Foster parents lose emergency motion in Supreme Court to keep Metis toddler

By Laura Kane, The Canadian Press

VANCOUVER – The last time a pair of British Columbia foster parents saw the Metis toddler they have raised almost since birth, the little girl was being carried away in the arms of her new adoptive parents.

“As they were walking away, she was calling out to us and we weren’t allowed to do anything,” the emotional foster mother recalled in an interview Thursday.

“We just went away and held each other because it was so difficult.”

The Vancouver Island couple has lost multiple court battles to adopt the nearly three-year-old girl. On Thursday, they suffered a devastating blow when the Supreme Court of Canada dismissed their emergency motion to keep the toddler until they learn whether their appeal will be heard.

The court’s ruling stated the girl was to be moved to Ontario that day to live with non-indigenous adoptive parents and her older siblings, whom she met for the first time this week.
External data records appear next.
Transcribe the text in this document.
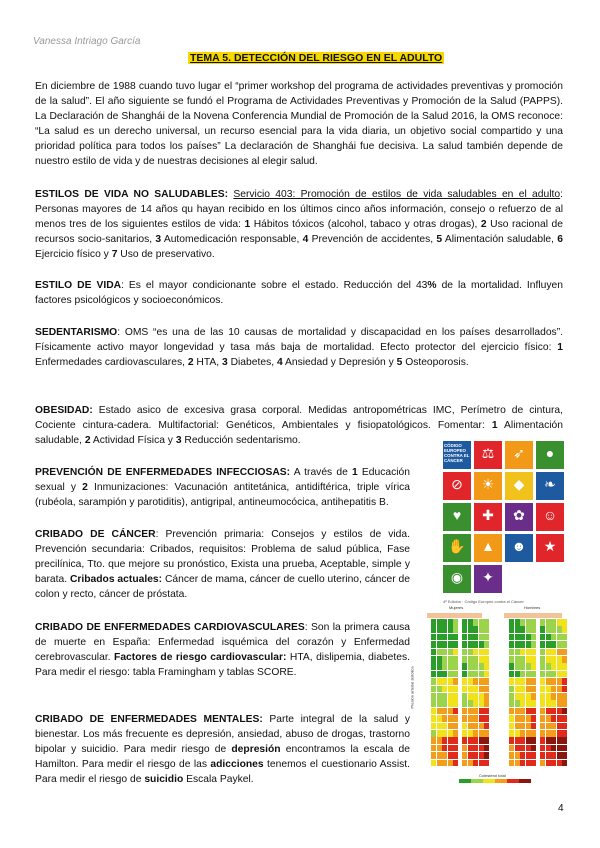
Vanessa Intriago García
TEMA 5. DETECCIÓN DEL RIESGO EN EL ADULTO
En diciembre de 1988 cuando tuvo lugar el “primer workshop del programa de actividades preventivas y promoción de la salud”. El año siguiente se fundó el Programa de Actividades Preventivas y Promoción de la Salud (PAPPS). La Declaración de Shanghái de la Novena Conferencia Mundial de Promoción de la Salud 2016, la OMS reconoce: “La salud es un derecho universal, un recurso esencial para la vida diaria, un objetivo social compartido y una prioridad política para todos los países” La declaración de Shanghái fue decisiva. La salud también depende de nuestro estilo de vida y de nuestras decisiones al elegir salud.
ESTILOS DE VIDA NO SALUDABLES: Servicio 403: Promoción de estilos de vida saludables en el adulto: Personas mayores de 14 años qu hayan recibido en los últimos cinco años información, consejo o refuerzo de al menos tres de los siguientes estilos de vida: 1 Hábitos tóxicos (alcohol, tabaco y otras drogas), 2 Uso racional de recursos socio-sanitarios, 3 Automedicación responsable, 4 Prevención de accidentes, 5 Alimentación saludable, 6 Ejercicio físico y 7 Uso de preservativo.
ESTILO DE VIDA: Es el mayor condicionante sobre el estado. Reducción del 43% de la mortalidad. Influyen factores psicológicos y socioeconómicos.
SEDENTARISMO: OMS “es una de las 10 causas de mortalidad y discapacidad en los países desarrollados”. Físicamente activo mayor longevidad y tasa más baja de mortalidad. Efecto protector del ejercicio físico: 1 Enfermedades cardiovasculares, 2 HTA, 3 Diabetes, 4 Ansiedad y Depresión y 5 Osteoporosis.
OBESIDAD: Estado asico de excesiva grasa corporal. Medidas antropométricas IMC, Perímetro de cintura, Cociente cintura-cadera. Multifactorial: Genéticos, Ambientales y fisiopatológicos. Fomentar: 1 Alimentación saludable, 2 Actividad Física y 3 Reducción sedentarismo.
PREVENCIÓN DE ENFERMEDADES INFECCIOSAS: A través de 1 Educación sexual y 2 Inmunizaciones: Vacunación antitetánica, antidiftérica, triple vírica (rubéola, sarampión y parotiditis), antigripal, antineumocócica, antihepatitis B.
CRIBADO DE CÁNCER: Prevención primaria: Consejos y estilos de vida. Prevención secundaria: Cribados, requisitos: Problema de salud pública, Fase precilínica, Tto. que mejore su pronóstico, Exista una prueba, Aceptable, simple y barata. Cribados actuales: Cáncer de mama, cáncer de cuello uterino, cáncer de colon y recto, cáncer de próstata.
CRIBADO DE ENFERMEDADES CARDIOVASCULARES: Son la primera causa de muerte en España: Enfermedad isquémica del corazón y Enfermedad cerebrovascular. Factores de riesgo cardiovascular: HTA, dislipemia, diabetes. Para medir el riesgo: tabla Framingham y tablas SCORE.
CRIBADO DE ENFERMEDADES MENTALES: Parte integral de la salud y bienestar. Los más frecuente es depresión, ansiedad, abuso de drogas, trastorno bipolar y suicidio. Para medir riesgo de depresión encontramos la escala de Hamilton. Para medir el riesgo de las adicciones tenemos el cuestionario Assist. Para medir el riesgo de suicidio Escala Paykel.
CÓDIGO EUROPEO CONTRA EL CÁNCER	⚖	➶	●
⊘	☀	◆	❧
♥	✚	✿	☺
✋	▲	☻	★
◉	✦
4ª Edición · Código Europeo contra el Cáncer
Mujeres	Hombres
Presión arterial sistólica
Colesterol total
4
She was waiting in an airport at the time the decision was issued, it said.

“This motion is undeniably a heart-wrenching last attempt by the applicants to retain care of a child they love,” wrote Justice Suzanne Cote.

However, Cote wrote that the child’s best interests favour the continuation of the B.C. Children’s Ministry’s transition plan, which began Sept. 15 when she began to spend time away from her foster home. Stopping the process now would cause her “unnecessary hardship,” the ruling said.
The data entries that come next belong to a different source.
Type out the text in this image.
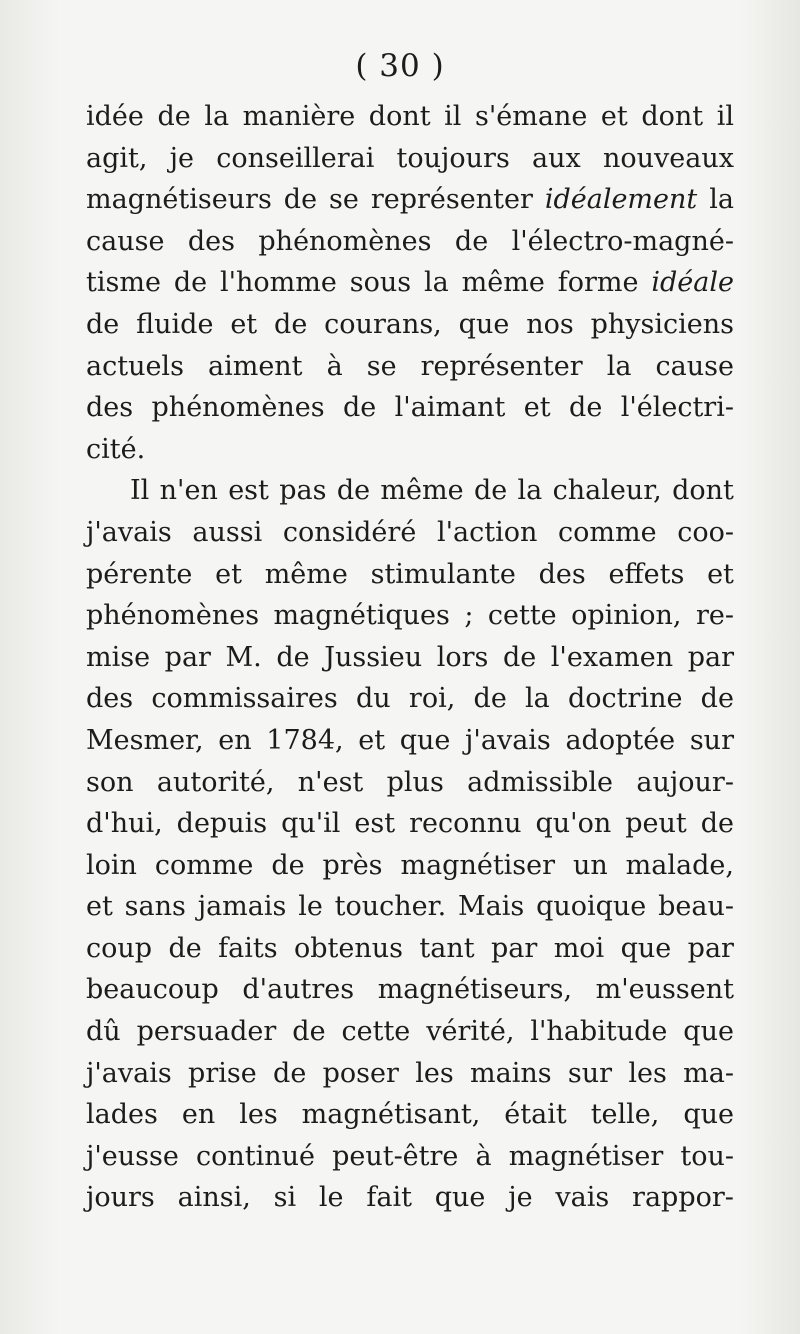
( 30 )
idée de la manière dont il s'émane et dont il
agit, je conseillerai toujours aux nouveaux
magnétiseurs de se représenter idéalement la
cause des phénomènes de l'électro-magné-
tisme de l'homme sous la même forme idéale
de fluide et de courans, que nos physiciens
actuels aiment à se représenter la cause
des phénomènes de l'aimant et de l'électri-
cité.
Il n'en est pas de même de la chaleur, dont
j'avais aussi considéré l'action comme coo-
pérente et même stimulante des effets et
phénomènes magnétiques ; cette opinion, re-
mise par M. de Jussieu lors de l'examen par
des commissaires du roi, de la doctrine de
Mesmer, en 1784, et que j'avais adoptée sur
son autorité, n'est plus admissible aujour-
d'hui, depuis qu'il est reconnu qu'on peut de
loin comme de près magnétiser un malade,
et sans jamais le toucher. Mais quoique beau-
coup de faits obtenus tant par moi que par
beaucoup d'autres magnétiseurs, m'eussent
dû persuader de cette vérité, l'habitude que
j'avais prise de poser les mains sur les ma-
lades en les magnétisant, était telle, que
j'eusse continué peut-être à magnétiser tou-
jours ainsi, si le fait que je vais rappor-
The application was dismissed with costs to the ministry.

The Metis foster mother and her husband, who cannot be named because of a court-ordered publication ban, have raised the girl since she was two days old. They argue they had a custom adoption of the child in 2014 under traditional Metis laws.

The foster mother said the last time she saw the little girl was Wednesday, when she met the Ontario parents and the toddler’s older sisters. The girl was supposed to be moved last week, but the B.C. representative of children and youth convinced the ministry to delay it to allow the meeting, she said.
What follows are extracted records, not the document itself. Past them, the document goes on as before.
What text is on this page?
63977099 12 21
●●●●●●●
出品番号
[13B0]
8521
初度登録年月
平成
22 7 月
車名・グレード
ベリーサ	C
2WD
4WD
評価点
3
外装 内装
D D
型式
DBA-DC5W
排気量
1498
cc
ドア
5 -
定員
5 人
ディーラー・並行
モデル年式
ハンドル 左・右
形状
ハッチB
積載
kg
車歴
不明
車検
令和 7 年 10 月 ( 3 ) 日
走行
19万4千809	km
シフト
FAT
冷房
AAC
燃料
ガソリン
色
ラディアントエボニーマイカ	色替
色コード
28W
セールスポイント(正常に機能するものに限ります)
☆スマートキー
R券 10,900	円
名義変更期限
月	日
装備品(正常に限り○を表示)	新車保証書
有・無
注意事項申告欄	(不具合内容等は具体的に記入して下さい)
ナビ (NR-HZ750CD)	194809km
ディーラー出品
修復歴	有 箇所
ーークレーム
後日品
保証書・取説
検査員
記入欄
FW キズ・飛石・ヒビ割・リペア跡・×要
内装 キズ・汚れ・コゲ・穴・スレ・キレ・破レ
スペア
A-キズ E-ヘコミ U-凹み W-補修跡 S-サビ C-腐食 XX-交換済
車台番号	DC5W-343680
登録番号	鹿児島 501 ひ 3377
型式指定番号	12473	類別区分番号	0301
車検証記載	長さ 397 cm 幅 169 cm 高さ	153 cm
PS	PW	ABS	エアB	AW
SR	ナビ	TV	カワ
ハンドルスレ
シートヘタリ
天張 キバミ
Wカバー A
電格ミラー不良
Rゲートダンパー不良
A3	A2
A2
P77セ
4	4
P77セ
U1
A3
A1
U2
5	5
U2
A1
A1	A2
“I wish that we would have gotten to know these people a long time ago because we probably could have been great friends,” she said.

The little girl appeared to react to her sisters as “playmates,” she added, rather than family. The toddler has bonded with the foster parents and their extended family, and they fear the move will cause her lasting trauma, she said.

“Her hurt is what hurts us,” said the foster mom. “It’s not about us. We’ve only ever done this to protect her.”

She said she and her husband always wanted the little girl to know her siblings, and were even willing to move to Ontario. Instead, her family has “mortgaged everything” and spent almost $500,000 fighting the ministry, she said.

The ministry has said it must obtain approval from a committee before placing an aboriginal child in a non-aboriginal home and that it also develops cultural plans to preserve the child’s heritage. Sibling relationships are among the most important of a child’s life, it said.

Green Party Leader Elizabeth May, who represents a Vancouver Island riding in Parliament, issued a statement saying the foster family has her full support.

“As a mother, I find the decisions of the B.C. Ministry of Children and Family Development and B.C. Supreme Court unbearably heartless and wrong-headed,” she said.

Deputy representative of children and youth Dawn Thomas-Wightman said she and her staff have suffered a lot of sleepless nights over the case.

The ministry’s cultural plan is “embarrassingly weak,” she said, and the province never responded to a letter from the representative requesting a 30-day delay in the placement so Metis experts could be heard.

“It’s very discouraging and very much against what the government is talking about when they talk about reconciliation with aboriginal people.”